AFRICANGLOBE – South Africa’s Department of Trade and Industry will provide grants and cheap loans to the tune of R1bn as part of the government’s plan to create large and competitive Black industrialists.
The funding was expected to attract an estimated R10bn to R20bn from other funders, such as the Industrial Development Corporation; the National Empowerment Fund; the Public Investment Corporation and banks, department director-general Lionel October said on Wednesday.
“There are discussions to offer loans with interest of between 1% and 3%,” Mr October said on the sidelines of the Black Industrialists Indaba, a forum to discuss support for the sector.
The department would look at ways to direct a portion of the R6bn in annual incentives that it gives to companies to Black manufacturers, Mr October said. He said that when SA’s new broad-based Black economic empowerment codes come into effect in May, only companies with a minimum level of four would qualify for the incentives.

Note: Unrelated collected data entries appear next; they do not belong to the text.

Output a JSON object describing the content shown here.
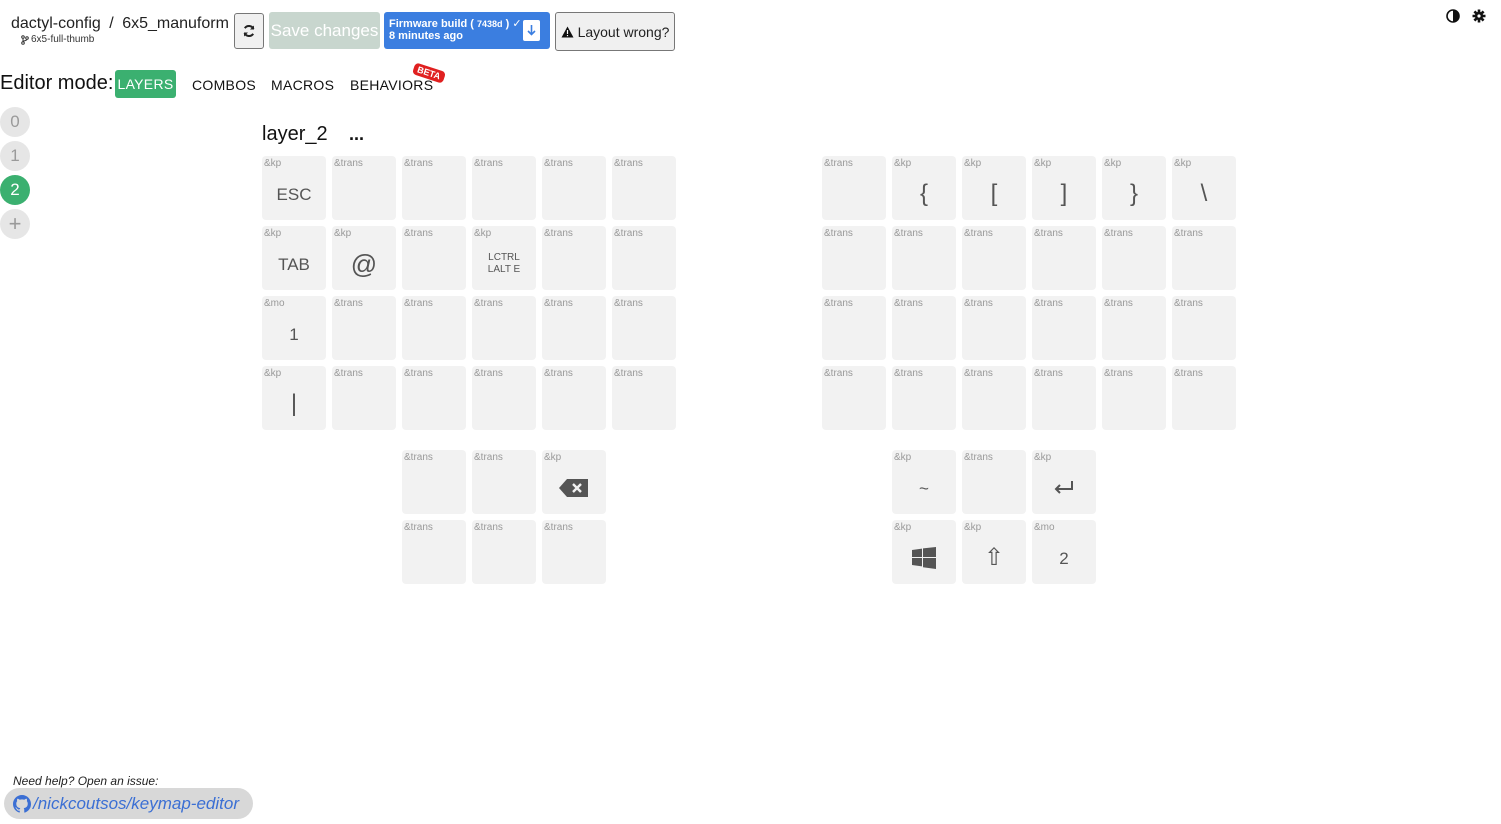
{
  "header": {
    "repo": "dactyl-config",
    "separator": "/",
    "keyboard": "6x5_manuform",
    "branch": "6x5-full-thumb",
    "save_label": "Save changes",
    "build_title": "Firmware build",
    "build_hash": "7438d",
    "build_time": "8 minutes ago",
    "layout_wrong_label": "Layout wrong?"
  },
  "editor": {
    "mode_label": "Editor mode:",
    "tabs": [
      {
        "label": "LAYERS",
        "active": true
      },
      {
        "label": "COMBOS",
        "active": false
      },
      {
        "label": "MACROS",
        "active": false
      },
      {
        "label": "BEHAVIORS",
        "active": false
      }
    ],
    "beta_badge": "BETA"
  },
  "layers": {
    "items": [
      "0",
      "1",
      "2"
    ],
    "active": "2",
    "add_label": "+",
    "current_name": "layer_2",
    "menu_label": "..."
  },
  "keys": [
    {
      "b": "&kp",
      "l": "ESC"
    },
    {
      "b": "&trans",
      "l": ""
    },
    {
      "b": "&trans",
      "l": ""
    },
    {
      "b": "&trans",
      "l": ""
    },
    {
      "b": "&trans",
      "l": ""
    },
    {
      "b": "&trans",
      "l": ""
    },
    {
      "b": "&trans",
      "l": ""
    },
    {
      "b": "&kp",
      "l": "{"
    },
    {
      "b": "&kp",
      "l": "["
    },
    {
      "b": "&kp",
      "l": "]"
    },
    {
      "b": "&kp",
      "l": "}"
    },
    {
      "b": "&kp",
      "l": "\\"
    },
    {
      "b": "&kp",
      "l": "TAB"
    },
    {
      "b": "&kp",
      "l": "@"
    },
    {
      "b": "&trans",
      "l": ""
    },
    {
      "b": "&kp",
      "l": "LCTRL LALT E"
    },
    {
      "b": "&trans",
      "l": ""
    },
    {
      "b": "&trans",
      "l": ""
    },
    {
      "b": "&trans",
      "l": ""
    },
    {
      "b": "&trans",
      "l": ""
    },
    {
      "b": "&trans",
      "l": ""
    },
    {
      "b": "&trans",
      "l": ""
    },
    {
      "b": "&trans",
      "l": ""
    },
    {
      "b": "&trans",
      "l": ""
    },
    {
      "b": "&mo",
      "l": "1"
    },
    {
      "b": "&trans",
      "l": ""
    },
    {
      "b": "&trans",
      "l": ""
    },
    {
      "b": "&trans",
      "l": ""
    },
    {
      "b": "&trans",
      "l": ""
    },
    {
      "b": "&trans",
      "l": ""
    },
    {
      "b": "&trans",
      "l": ""
    },
    {
      "b": "&trans",
      "l": ""
    },
    {
      "b": "&trans",
      "l": ""
    },
    {
      "b": "&trans",
      "l": ""
    },
    {
      "b": "&trans",
      "l": ""
    },
    {
      "b": "&trans",
      "l": ""
    },
    {
      "b": "&kp",
      "l": "|"
    },
    {
      "b": "&trans",
      "l": ""
    },
    {
      "b": "&trans",
      "l": ""
    },
    {
      "b": "&trans",
      "l": ""
    },
    {
      "b": "&trans",
      "l": ""
    },
    {
      "b": "&trans",
      "l": ""
    },
    {
      "b": "&trans",
      "l": ""
    },
    {
      "b": "&trans",
      "l": ""
    },
    {
      "b": "&trans",
      "l": ""
    },
    {
      "b": "&trans",
      "l": ""
    },
    {
      "b": "&trans",
      "l": ""
    },
    {
      "b": "&trans",
      "l": ""
    },
    {
      "b": "&trans",
      "l": ""
    },
    {
      "b": "&trans",
      "l": ""
    },
    {
      "b": "&kp",
      "l": "",
      "icon": "backspace-icon"
    },
    {
      "b": "&kp",
      "l": "~"
    },
    {
      "b": "&trans",
      "l": ""
    },
    {
      "b": "&kp",
      "l": "",
      "icon": "enter-icon"
    },
    {
      "b": "&trans",
      "l": ""
    },
    {
      "b": "&trans",
      "l": ""
    },
    {
      "b": "&trans",
      "l": ""
    },
    {
      "b": "&kp",
      "l": "",
      "icon": "windows-icon"
    },
    {
      "b": "&kp",
      "l": "⇧"
    },
    {
      "b": "&mo",
      "l": "2"
    }
  ],
  "footer": {
    "help_text": "Need help? Open an issue:",
    "github_link": "/nickcoutsos/keymap-editor"
  },
  "colors": {
    "accent_green": "#3bb070",
    "build_blue": "#3b7ee0",
    "beta_red": "#e02020",
    "key_bg": "#f2f2f2",
    "link_blue": "#3b6fd4"
  }
}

But lobby group the Black Business Council said it would propose that a minimum of R10bn be set aside from the national fiscus to help scale up the operations of Black industrialists.

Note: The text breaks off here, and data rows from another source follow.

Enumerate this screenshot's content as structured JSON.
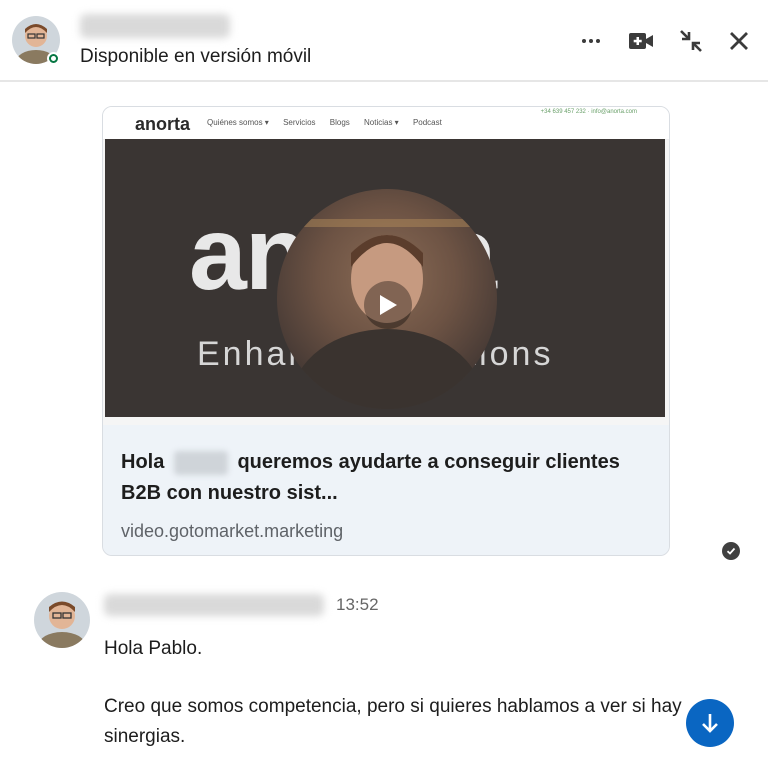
{
  "header": {
    "status_text": "Disponible en versión móvil",
    "icons": [
      "more-icon",
      "video-call-icon",
      "minimize-icon",
      "close-icon"
    ]
  },
  "link_card": {
    "thumbnail": {
      "logo_text": "anorta",
      "nav_items": [
        "Quiénes somos ▾",
        "Servicios",
        "Blogs",
        "Noticias ▾",
        "Podcast"
      ],
      "contact_text": "+34 639 457 232 · info@anorta.com",
      "big_word": "anorta",
      "tagline": "Enhanced Solutions"
    },
    "title_before": "Hola",
    "title_after": "queremos ayudarte a conseguir clientes B2B con nuestro sist...",
    "domain": "video.gotomarket.marketing"
  },
  "message": {
    "time": "13:52",
    "lines": [
      "Hola Pablo.",
      "Creo que somos competencia, pero si quieres hablamos a ver si hay sinergias."
    ]
  },
  "colors": {
    "accent": "#0a66c2",
    "presence": "#057642",
    "card_bg": "#eef3f8"
  }
}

The government aims to create 100 Black industrialists over the next three years. Aspirant industrialists need to register with the department for the support programme. The 100 large Black industrialists would be expected to aid smaller firms by procuring services from them.

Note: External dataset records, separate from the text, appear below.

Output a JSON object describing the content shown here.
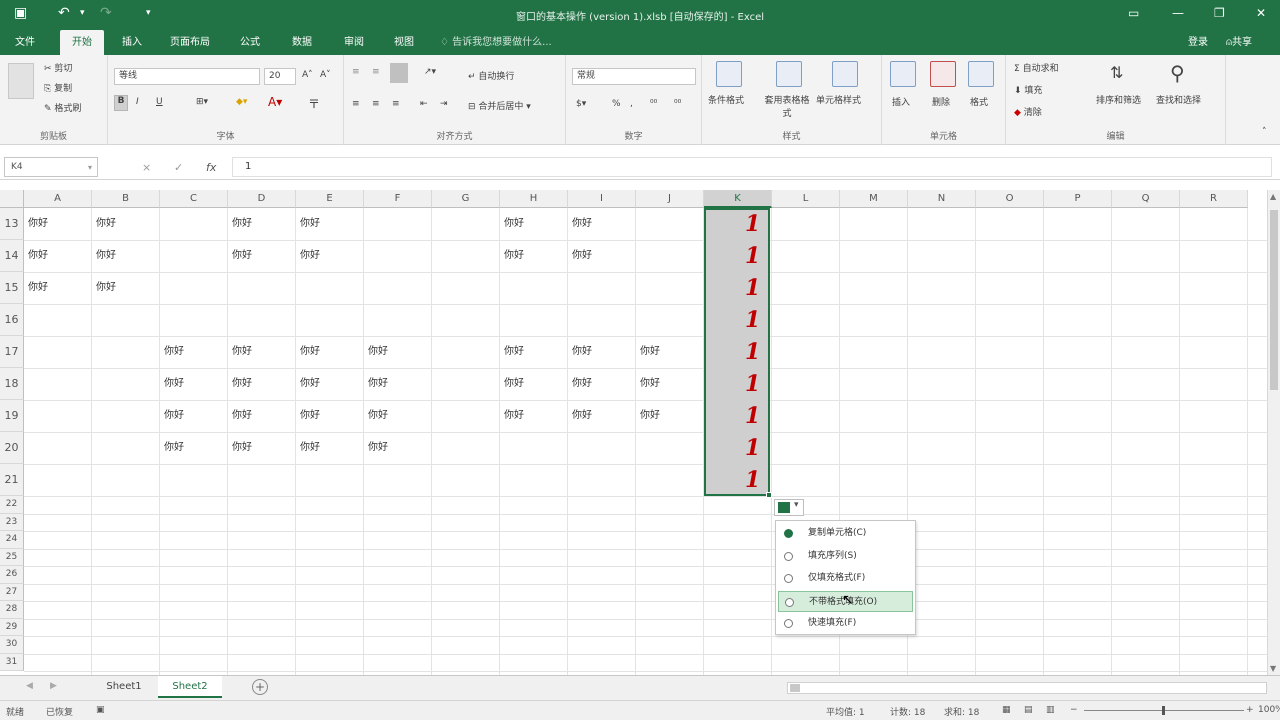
{
  "title_bar": {
    "title": "窗口的基本操作 (version 1).xlsb [自动保存的] - Excel",
    "save_icon": "floppy-icon",
    "undo_icon": "undo-icon"
  },
  "ribbon_tabs": [
    "文件",
    "开始",
    "插入",
    "页面布局",
    "公式",
    "数据",
    "审阅",
    "视图"
  ],
  "active_tab": "开始",
  "tell_me": "告诉我您想要做什么...",
  "account": {
    "login": "登录",
    "share": "共享"
  },
  "ribbon": {
    "clipboard": {
      "cut": "剪切",
      "copy": "复制",
      "format_painter": "格式刷",
      "label": "剪贴板"
    },
    "font": {
      "name": "等线",
      "size": "20",
      "bold": "B",
      "italic": "I",
      "underline": "U",
      "label": "字体"
    },
    "alignment": {
      "wrap": "自动换行",
      "merge": "合并后居中",
      "label": "对齐方式"
    },
    "number": {
      "format": "常规",
      "percent": "%",
      "label": "数字"
    },
    "styles": {
      "conditional": "条件格式",
      "table": "套用表格格式",
      "cell": "单元格样式",
      "label": "样式"
    },
    "cells": {
      "insert": "插入",
      "delete": "删除",
      "format": "格式",
      "label": "单元格"
    },
    "editing": {
      "autosum": "自动求和",
      "fill": "填充",
      "clear": "清除",
      "sort": "排序和筛选",
      "find": "查找和选择",
      "label": "编辑"
    }
  },
  "formula_bar": {
    "name_box": "K4",
    "value": "1",
    "fx": "fx",
    "cancel": "×",
    "enter": "✓"
  },
  "columns": [
    "A",
    "B",
    "C",
    "D",
    "E",
    "F",
    "G",
    "H",
    "I",
    "J",
    "K",
    "L",
    "M",
    "N",
    "O",
    "P",
    "Q",
    "R"
  ],
  "selected_column": "K",
  "tall_rows": [
    "13",
    "14",
    "15",
    "16",
    "17",
    "18",
    "19",
    "20",
    "21"
  ],
  "short_rows": [
    "22",
    "23",
    "24",
    "25",
    "26",
    "27",
    "28",
    "29",
    "30",
    "31"
  ],
  "cell_text": "你好",
  "rows_data": [
    [
      "你好",
      "你好",
      "",
      "你好",
      "你好",
      "",
      "",
      "你好",
      "你好",
      ""
    ],
    [
      "你好",
      "你好",
      "",
      "你好",
      "你好",
      "",
      "",
      "你好",
      "你好",
      ""
    ],
    [
      "你好",
      "你好",
      "",
      "",
      "",
      "",
      "",
      "",
      "",
      ""
    ],
    [
      "",
      "",
      "",
      "",
      "",
      "",
      "",
      "",
      "",
      ""
    ],
    [
      "",
      "",
      "你好",
      "你好",
      "你好",
      "你好",
      "",
      "你好",
      "你好",
      "你好"
    ],
    [
      "",
      "",
      "你好",
      "你好",
      "你好",
      "你好",
      "",
      "你好",
      "你好",
      "你好"
    ],
    [
      "",
      "",
      "你好",
      "你好",
      "你好",
      "你好",
      "",
      "你好",
      "你好",
      "你好"
    ],
    [
      "",
      "",
      "你好",
      "你好",
      "你好",
      "你好",
      "",
      "",
      "",
      ""
    ],
    [
      "",
      "",
      "",
      "",
      "",
      "",
      "",
      "",
      "",
      ""
    ]
  ],
  "column_k_values": [
    "1",
    "1",
    "1",
    "1",
    "1",
    "1",
    "1",
    "1",
    "1"
  ],
  "autofill_menu": [
    {
      "label": "复制单元格(C)",
      "selected": true
    },
    {
      "label": "填充序列(S)",
      "selected": false
    },
    {
      "label": "仅填充格式(F)",
      "selected": false
    },
    {
      "label": "不带格式填充(O)",
      "selected": false,
      "hover": true
    },
    {
      "label": "快速填充(F)",
      "selected": false
    }
  ],
  "sheets": [
    "Sheet1",
    "Sheet2"
  ],
  "active_sheet": "Sheet2",
  "status_bar": {
    "ready": "就绪",
    "accessibility": "已恢复",
    "average": "平均值: 1",
    "count": "计数: 18",
    "sum": "求和: 18",
    "zoom": "100%"
  }
}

Announcing the package of interventions, department deputy director-general Malebo Mabitje-Thompson said the financial support was to counter rejections by commercial banks.
She said the plan was to offer longer-dated loans at lower interest rates. Black industrialists would also be supported in entering the export market.
Delegates at the conference included fledgling industrialists, bankers, money managers, development financiers and corporate representatives.
President Jacob Zuma, who was the keynote speaker, said manufacturing was one of the “least transformed” sectors of the economy. He said there was “low participation of Black people in critical economic spheres” and reiterated that he was “not happy” that Black business directly held only 3% of shares on the JSE.
“We want more factories and the means of production to be owned by Black people, to show we are achieving economic transformation,” he said. “This is not racism, but getting rid of racism.”
Manufacturing’s contribution to the economy is estimated at 10%-15%.